Ring Energy cut capital spending 35% year-over-year and improved drilling efficiency to $500 per lateral foot, while lease operating expense fell 18% and debt was cut by $40 million. The company generated a record $50.1 million of adjusted free cash flow (up 15%) and boosted proved reserves by 14%.

1. Q4 Operational and Financial Highlights

Ring Energy reported Q4 sales volumes averaging 20,508 Boe per day, near the midpoint of guidance and contributing to a record full-year average of 20,253 Boe per day. Fourth-quarter revenue totaled $66.9 million with a net loss of $12.8 million including a $35.9 million impairment, while adjusted net income was $3.6 million and adjusted free cash flow reached $5.7 million.

2. Cost Efficiency and Capital Management

The company reduced capital spending by 35% year-over-year, achieving drilling capital efficiency of $500 per lateral foot (up 3% YoY and 19% since 2023). Lease operating expense declined 18% over the last six months, and Ring paid down $8 million of debt in Q4 and $40 million since closing its acquisition, plus a $10 million deferred payment in December.

3. Balance Sheet, Liquidity and Hedging

At year-end, Ring had $420 million drawn on its credit facility with $165 million available net of letters of credit and total liquidity of $166 million.
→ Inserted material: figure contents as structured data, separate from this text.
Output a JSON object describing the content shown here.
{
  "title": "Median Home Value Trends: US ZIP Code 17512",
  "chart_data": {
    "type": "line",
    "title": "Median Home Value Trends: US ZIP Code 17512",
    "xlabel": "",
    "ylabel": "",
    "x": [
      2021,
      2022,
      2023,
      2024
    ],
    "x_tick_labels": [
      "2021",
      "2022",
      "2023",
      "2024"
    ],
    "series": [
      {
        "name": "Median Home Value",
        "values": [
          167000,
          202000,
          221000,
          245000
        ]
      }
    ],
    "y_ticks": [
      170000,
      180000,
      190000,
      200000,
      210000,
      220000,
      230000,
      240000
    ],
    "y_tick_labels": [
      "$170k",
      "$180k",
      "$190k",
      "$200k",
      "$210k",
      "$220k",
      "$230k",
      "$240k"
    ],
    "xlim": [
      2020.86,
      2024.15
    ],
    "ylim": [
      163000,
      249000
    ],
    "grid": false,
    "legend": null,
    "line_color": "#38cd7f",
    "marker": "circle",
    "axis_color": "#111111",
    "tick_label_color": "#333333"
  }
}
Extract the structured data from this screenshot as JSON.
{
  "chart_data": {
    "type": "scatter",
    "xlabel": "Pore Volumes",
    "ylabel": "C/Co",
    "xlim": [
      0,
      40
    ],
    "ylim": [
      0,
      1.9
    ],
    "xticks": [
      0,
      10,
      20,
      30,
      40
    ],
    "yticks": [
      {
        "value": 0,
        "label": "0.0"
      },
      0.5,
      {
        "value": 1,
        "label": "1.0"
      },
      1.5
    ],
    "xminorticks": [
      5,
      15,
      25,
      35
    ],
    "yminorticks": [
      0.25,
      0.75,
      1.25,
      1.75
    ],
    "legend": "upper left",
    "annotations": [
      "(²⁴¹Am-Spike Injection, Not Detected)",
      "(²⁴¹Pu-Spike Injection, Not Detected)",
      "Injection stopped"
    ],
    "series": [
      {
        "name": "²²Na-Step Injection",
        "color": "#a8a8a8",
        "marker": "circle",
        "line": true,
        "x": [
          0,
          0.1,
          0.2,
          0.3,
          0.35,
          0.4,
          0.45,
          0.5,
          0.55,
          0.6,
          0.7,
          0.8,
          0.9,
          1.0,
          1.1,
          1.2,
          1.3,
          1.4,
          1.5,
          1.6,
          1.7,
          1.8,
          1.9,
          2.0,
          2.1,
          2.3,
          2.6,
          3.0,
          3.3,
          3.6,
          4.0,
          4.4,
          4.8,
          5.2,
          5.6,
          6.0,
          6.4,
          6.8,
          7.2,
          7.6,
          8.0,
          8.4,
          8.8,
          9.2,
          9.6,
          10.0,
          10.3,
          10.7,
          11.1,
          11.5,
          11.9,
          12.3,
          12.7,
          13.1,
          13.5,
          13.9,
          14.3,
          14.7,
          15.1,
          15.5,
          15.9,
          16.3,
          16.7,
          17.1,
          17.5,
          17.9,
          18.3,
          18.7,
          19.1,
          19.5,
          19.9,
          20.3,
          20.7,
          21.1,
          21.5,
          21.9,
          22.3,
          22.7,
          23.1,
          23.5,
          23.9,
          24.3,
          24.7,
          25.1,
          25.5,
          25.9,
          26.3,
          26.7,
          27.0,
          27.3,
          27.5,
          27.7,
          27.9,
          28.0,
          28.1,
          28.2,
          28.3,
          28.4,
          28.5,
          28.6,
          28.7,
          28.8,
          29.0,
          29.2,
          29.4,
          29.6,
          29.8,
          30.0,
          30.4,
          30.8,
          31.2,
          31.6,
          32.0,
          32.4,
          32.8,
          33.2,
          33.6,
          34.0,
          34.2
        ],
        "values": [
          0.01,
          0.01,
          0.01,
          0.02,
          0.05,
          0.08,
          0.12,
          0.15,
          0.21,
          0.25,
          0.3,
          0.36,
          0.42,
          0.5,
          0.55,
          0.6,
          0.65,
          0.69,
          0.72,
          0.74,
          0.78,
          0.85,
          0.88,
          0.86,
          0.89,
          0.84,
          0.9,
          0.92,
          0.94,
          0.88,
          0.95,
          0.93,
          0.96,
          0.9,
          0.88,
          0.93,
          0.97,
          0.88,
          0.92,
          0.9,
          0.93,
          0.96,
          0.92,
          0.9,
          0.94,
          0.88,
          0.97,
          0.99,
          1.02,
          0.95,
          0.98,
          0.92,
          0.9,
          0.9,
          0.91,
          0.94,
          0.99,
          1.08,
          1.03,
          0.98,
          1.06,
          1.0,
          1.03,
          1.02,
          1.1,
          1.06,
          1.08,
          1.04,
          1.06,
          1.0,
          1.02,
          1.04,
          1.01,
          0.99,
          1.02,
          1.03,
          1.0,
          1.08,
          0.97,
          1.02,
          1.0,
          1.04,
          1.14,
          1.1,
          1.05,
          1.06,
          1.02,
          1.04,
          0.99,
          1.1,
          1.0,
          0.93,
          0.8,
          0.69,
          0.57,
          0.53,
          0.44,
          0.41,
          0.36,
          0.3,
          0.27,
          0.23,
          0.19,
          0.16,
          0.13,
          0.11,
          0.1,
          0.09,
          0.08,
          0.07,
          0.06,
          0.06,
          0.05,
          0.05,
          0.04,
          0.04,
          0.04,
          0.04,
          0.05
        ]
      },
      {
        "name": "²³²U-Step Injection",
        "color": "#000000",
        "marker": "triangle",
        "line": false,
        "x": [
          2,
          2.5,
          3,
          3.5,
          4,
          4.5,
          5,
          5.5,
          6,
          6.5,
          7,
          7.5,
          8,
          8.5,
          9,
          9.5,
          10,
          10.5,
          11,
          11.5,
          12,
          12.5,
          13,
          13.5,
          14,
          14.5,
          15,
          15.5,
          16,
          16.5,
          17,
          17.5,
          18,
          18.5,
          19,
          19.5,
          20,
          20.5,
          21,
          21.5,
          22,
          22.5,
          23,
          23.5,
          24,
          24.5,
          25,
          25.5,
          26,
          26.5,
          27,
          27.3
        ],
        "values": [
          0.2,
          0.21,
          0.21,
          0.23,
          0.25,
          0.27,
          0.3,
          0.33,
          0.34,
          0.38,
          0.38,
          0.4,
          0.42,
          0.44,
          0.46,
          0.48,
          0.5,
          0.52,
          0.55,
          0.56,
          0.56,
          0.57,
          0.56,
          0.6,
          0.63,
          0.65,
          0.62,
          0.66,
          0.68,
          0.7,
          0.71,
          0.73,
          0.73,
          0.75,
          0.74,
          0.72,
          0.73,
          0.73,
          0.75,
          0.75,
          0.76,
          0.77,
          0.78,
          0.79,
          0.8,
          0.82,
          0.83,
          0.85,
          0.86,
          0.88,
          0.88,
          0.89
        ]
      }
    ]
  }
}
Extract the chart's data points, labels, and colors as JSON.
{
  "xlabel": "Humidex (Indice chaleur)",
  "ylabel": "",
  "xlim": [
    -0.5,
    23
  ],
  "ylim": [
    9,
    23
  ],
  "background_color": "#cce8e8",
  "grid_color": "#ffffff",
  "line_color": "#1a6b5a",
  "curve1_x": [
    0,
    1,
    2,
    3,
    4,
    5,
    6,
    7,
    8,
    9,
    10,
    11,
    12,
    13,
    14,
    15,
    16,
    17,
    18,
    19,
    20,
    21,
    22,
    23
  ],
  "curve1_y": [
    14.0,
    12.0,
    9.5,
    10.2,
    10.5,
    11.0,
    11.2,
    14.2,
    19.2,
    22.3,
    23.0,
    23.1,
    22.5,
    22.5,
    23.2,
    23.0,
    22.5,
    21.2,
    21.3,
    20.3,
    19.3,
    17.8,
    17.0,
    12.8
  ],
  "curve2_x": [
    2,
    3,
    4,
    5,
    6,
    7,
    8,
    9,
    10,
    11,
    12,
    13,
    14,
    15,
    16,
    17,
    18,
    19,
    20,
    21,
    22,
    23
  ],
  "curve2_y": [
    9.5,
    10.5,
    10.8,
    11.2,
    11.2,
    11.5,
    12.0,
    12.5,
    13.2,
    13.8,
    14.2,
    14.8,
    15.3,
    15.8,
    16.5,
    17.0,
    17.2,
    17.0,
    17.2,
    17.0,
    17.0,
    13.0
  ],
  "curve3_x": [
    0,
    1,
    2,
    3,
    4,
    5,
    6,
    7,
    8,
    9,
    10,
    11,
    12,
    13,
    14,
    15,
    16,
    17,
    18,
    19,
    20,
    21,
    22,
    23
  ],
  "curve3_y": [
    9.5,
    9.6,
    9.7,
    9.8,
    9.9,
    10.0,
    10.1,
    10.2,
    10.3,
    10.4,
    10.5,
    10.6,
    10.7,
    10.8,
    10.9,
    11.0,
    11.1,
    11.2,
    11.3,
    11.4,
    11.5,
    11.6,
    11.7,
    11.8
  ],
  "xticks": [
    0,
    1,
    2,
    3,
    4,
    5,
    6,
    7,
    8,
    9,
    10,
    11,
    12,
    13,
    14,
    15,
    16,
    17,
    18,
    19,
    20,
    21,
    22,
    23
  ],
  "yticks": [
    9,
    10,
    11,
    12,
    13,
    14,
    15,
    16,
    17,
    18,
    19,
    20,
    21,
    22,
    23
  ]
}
The leverage ratio stood at 2.2 times, and the company has hedged 2.3 million barrels of oil (48% of expected sales) and 4.7 Bcf of gas (66% of expected sales) for 2026.

4. 2026 Guidance and Outlook

Management plans a disciplined capital program of $100–130 million to hold production roughly flat under a $60 per barrel WTI and $3.50 per Mcf Henry Hub planning case. The focus remains on debt reduction and reassessing hedge strategies in light of evolving market conditions.